St Augustine (5th century)
Genesis 6:14. Undoubtedly the ark is a symbol of the city of God on its pilgrimage in history. It is a figure of the church that was saved by the wood on which there hung the “Mediator between God and men, himself man, Jesus Christ.” Even the very measurements of length, height and breadth of the ark are meant to point to the reality of the human body into which he came as it was foretold that he would come… As for the door in the side, that surely, symbolizes the open wound made by the lance in the side of the Crucified—the door by which those who come to him enter in, in the sense that believers enter the church by means of the sacraments that issued from that wound. It was ordered that the ark be made out of squared timbers—a symbol of the foursquare stability of a holy life, which, like a cube, stands firm however it is turned. So it is with every other detail of the ark’s construction. They are all symbols of something in the church.
St Augustine
Proverbs 8:9. [Jesus] “spoke all things in parables, and without a parable he spoke nothing” [to the apostles]; and if “all things were made by him, and without him was not anything made that was made,” consequently also prophecy and the law were by him and were spoken by him in parables. “But all things are right,” says the Scripture, “before those who understand,” that is, those who receive and observe, according to the church’s rule of faith, the exposition of the Scriptures explained by him. And the church’s rule is the concord and harmony of the law and the prophets in the covenant delivered at the coming of the Lord. Knowledge is then followed by practical wisdom and practical wisdom by self-control, for it may be said that practical wisdom is divine knowledge and exists in those who share in God’s life, while the self-control that is mortal, which is present in those who philosophize, is not yet wise.

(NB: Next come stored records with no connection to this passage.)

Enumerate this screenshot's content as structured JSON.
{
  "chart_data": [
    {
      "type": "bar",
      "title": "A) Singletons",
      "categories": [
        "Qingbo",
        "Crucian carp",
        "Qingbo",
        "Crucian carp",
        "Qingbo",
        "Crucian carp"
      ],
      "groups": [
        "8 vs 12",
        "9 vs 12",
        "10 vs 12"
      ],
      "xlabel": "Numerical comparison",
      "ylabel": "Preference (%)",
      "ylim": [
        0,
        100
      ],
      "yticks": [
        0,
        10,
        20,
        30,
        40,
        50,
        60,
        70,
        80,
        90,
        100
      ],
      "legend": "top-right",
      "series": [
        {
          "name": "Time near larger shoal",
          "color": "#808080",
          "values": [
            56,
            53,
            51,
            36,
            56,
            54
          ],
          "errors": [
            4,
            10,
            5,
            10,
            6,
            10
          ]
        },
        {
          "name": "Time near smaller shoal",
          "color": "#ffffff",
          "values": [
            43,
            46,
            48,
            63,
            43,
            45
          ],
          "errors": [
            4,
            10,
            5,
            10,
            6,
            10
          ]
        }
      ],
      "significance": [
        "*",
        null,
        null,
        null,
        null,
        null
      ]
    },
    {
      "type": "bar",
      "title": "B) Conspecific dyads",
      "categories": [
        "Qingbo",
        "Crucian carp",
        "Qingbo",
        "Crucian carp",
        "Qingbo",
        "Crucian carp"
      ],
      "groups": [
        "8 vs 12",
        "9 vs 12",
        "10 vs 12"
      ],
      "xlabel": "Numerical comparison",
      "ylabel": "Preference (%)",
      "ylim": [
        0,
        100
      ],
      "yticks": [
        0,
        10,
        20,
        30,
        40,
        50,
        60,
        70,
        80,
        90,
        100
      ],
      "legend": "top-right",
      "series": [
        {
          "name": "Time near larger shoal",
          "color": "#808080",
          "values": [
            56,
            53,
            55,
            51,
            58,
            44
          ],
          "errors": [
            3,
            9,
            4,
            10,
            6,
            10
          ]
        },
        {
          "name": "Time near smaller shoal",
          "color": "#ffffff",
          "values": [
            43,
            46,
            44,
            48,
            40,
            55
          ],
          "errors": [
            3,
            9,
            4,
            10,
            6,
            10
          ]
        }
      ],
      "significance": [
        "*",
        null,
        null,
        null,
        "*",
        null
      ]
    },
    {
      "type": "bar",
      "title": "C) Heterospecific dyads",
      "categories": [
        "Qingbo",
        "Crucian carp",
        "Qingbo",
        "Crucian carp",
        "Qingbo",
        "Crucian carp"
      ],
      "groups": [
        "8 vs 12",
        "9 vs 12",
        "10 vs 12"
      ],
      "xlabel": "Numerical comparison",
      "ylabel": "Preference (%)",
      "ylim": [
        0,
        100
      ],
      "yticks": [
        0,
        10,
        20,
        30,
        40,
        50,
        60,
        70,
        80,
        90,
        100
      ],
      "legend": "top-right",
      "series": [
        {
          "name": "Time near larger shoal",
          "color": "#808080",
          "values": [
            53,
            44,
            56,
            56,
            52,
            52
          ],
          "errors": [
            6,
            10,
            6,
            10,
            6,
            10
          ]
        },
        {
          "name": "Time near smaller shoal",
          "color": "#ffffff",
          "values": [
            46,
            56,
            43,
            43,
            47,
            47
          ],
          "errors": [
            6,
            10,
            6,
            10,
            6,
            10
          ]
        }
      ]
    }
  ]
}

Clement of Alexandria (2nd century)
Proverbs 8:11. It is written that “wisdom is better than stones of costly price; and all precious things are not comparable to her.” For the wisdom that comes from above, from God, is an incomparable blessing. When we attain to it by means of the holy Scripture, which is inspired of God, and gain the divine light to dwell in our minds, we then advance without wandering, and we come toward whatever is useful for our spiritual profit. Come, therefore, and let us now also scrupulously examine the meaning of the Gospel lessons.